[avwar la lymjèr a tu léz- étaːZ] (gr. verb. EDF.)
Depuis la fin du XIXᵉ siècle, il est d’un commun consommé d’avoir le gaz à tous les étages. L’apposition de la plaque émaillée sur le mur de l’immeuble ne pose plus son habitant comme le tenant d’un chic qui échapperait à la plèbe, ainsi va le parfum du tétrahydrothiophène.
Les apports lumineux de la fée électricité ont quant à eux bénéficié d’un traitement différent et nettement moins prestigieux, les cantonnant au niveau du langage plutôt qu’à celui du ramage. Peu laudative quoique pudique, avoir la lumière à tous les étages, principalement utilisée sous sa forme négative ne pas avoir la lumière à tous les étages, est en ces temps surannés une formule descriptive de la simplicité d’esprit.
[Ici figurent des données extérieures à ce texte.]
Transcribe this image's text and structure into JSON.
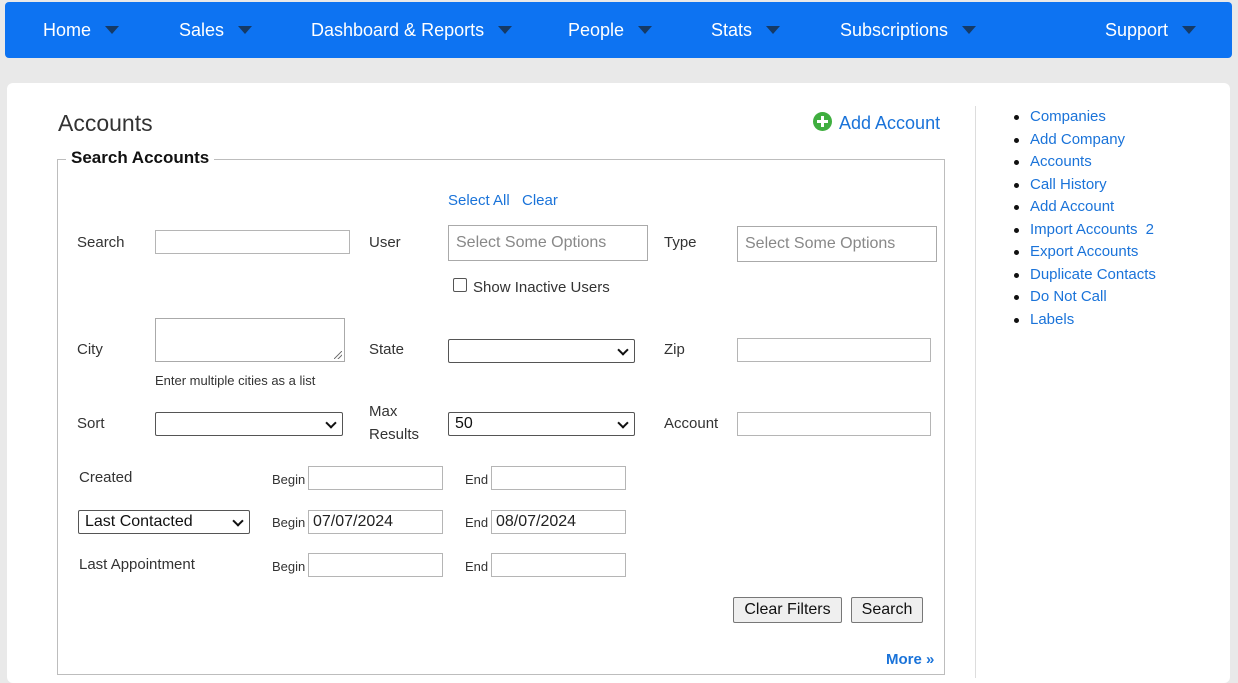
{
  "nav": {
    "items": [
      {
        "label": "Home"
      },
      {
        "label": "Sales"
      },
      {
        "label": "Dashboard & Reports"
      },
      {
        "label": "People"
      },
      {
        "label": "Stats"
      },
      {
        "label": "Subscriptions"
      },
      {
        "label": "Support"
      }
    ]
  },
  "page": {
    "title": "Accounts",
    "add_account": "Add Account"
  },
  "search": {
    "legend": "Search Accounts",
    "select_all": "Select All",
    "clear": "Clear",
    "search_label": "Search",
    "search_value": "",
    "user_label": "User",
    "user_placeholder": "Select Some Options",
    "type_label": "Type",
    "type_placeholder": "Select Some Options",
    "show_inactive_label": "Show Inactive Users",
    "city_label": "City",
    "city_help": "Enter multiple cities as a list",
    "state_label": "State",
    "state_value": "",
    "zip_label": "Zip",
    "zip_value": "",
    "sort_label": "Sort",
    "sort_value": "",
    "max_results_label_1": "Max",
    "max_results_label_2": "Results",
    "max_results_value": "50",
    "account_label": "Account",
    "account_value": "",
    "created_label": "Created",
    "begin_label": "Begin",
    "end_label": "End",
    "created_begin": "",
    "created_end": "",
    "last_contacted_value": "Last Contacted",
    "last_contacted_begin": "07/07/2024",
    "last_contacted_end": "08/07/2024",
    "last_appointment_label": "Last Appointment",
    "last_appointment_begin": "",
    "last_appointment_end": "",
    "clear_filters": "Clear Filters",
    "search_button": "Search",
    "more": "More »"
  },
  "sidebar": {
    "items": [
      {
        "label": "Companies",
        "badge": ""
      },
      {
        "label": "Add Company",
        "badge": ""
      },
      {
        "label": "Accounts",
        "badge": ""
      },
      {
        "label": "Call History",
        "badge": ""
      },
      {
        "label": "Add Account",
        "badge": ""
      },
      {
        "label": "Import Accounts",
        "badge": "2"
      },
      {
        "label": "Export Accounts",
        "badge": ""
      },
      {
        "label": "Duplicate Contacts",
        "badge": ""
      },
      {
        "label": "Do Not Call",
        "badge": ""
      },
      {
        "label": "Labels",
        "badge": ""
      }
    ]
  },
  "colors": {
    "nav_bg": "#0d73f2",
    "link": "#1a73d9",
    "add_icon": "#3fae3f"
  }
}
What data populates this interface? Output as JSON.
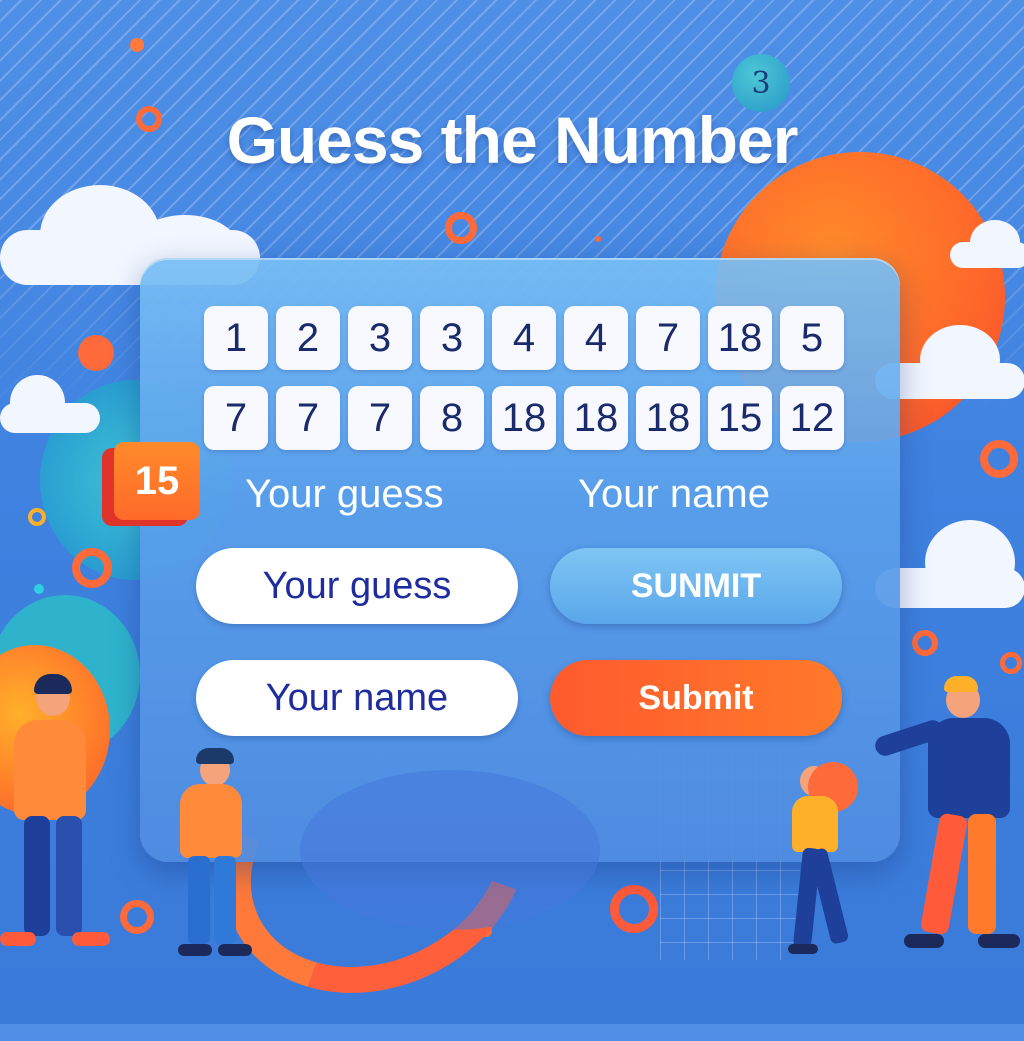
{
  "title": "Guess the Number",
  "badge_number": "15",
  "coin_number": "3",
  "tiles": {
    "row1": [
      "1",
      "2",
      "3",
      "3",
      "4",
      "4",
      "7",
      "18",
      "5"
    ],
    "row2": [
      "7",
      "7",
      "7",
      "8",
      "18",
      "18",
      "18",
      "15",
      "12"
    ]
  },
  "labels": {
    "guess_label": "Your guess",
    "name_label": "Your name"
  },
  "inputs": {
    "guess_value": "Your guess",
    "name_value": "Your name"
  },
  "buttons": {
    "submit_top": "SUNMIT",
    "submit_bottom": "Submit"
  },
  "colors": {
    "background": "#4f8fe6",
    "accent_orange": "#ff6a2a",
    "panel": "#6aa8ec",
    "input_text": "#1e2c9e"
  }
}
Celui qui n’a pas la lumière à tous les étages n’est pas à la page pour ce qui est de sa connexion au réseau électrique : c’est vrai en matière immobilière, c’est vrai en matière neuronale.
Avoir ou ne pas avoir la lumière à tous les étages est cependant dotée d’une grande subtilité sur l’innocence qui caractérise l’attitude du résident désigné. L’expression laisse en effet à penser que certains étages sont éclairés, même faiblement, avec une ampoule 25 watts par exemple, ce qui peut largement suffire à l’exercice de tâches quotidiennes. L’idiot du troisième n’est jamais que celui du quatrième qui lui-même est l’utile de celui du cinquième.
L’électricité, nouveau prodige de la science des hommes, est en son début de règne l’alpha et l’omega du bêta. Aussi avoir la lumière à tous les étages est-elle alors des expressions les plus populaires qui soient¹.
Les 13 et 14 juillet 1977, la ville qui ne dort jamais est plongée dans l’obscurité et sa skyline s’éteint. Privée d’électricité pendant vingt cinq heures, New York s’enfonce dans le chaos, rappelant au monde entier ce dont est capable l’homme quand il n’a pas la lumière à tous les étages².
Les conséquences de cette pétaudière se font ressentir jusqu’en France où il est décidé par le gouvernement de Raymond Barre qu’avoir la lumière à tous les étages est désormais surannée, de peur que les contribuables ne se mettent à exiger la fin des grèves avec coupures de courant chères à Électricité De France (EDF) en ces temps surannés³.
Officiellement bannie, l’expression disparaît peu à peu.
Pour ce qui est de l’idiot du village, le moderne n’a plus qu’un mot sans nuances qui le confond avec beaucoup trop d’autres : con.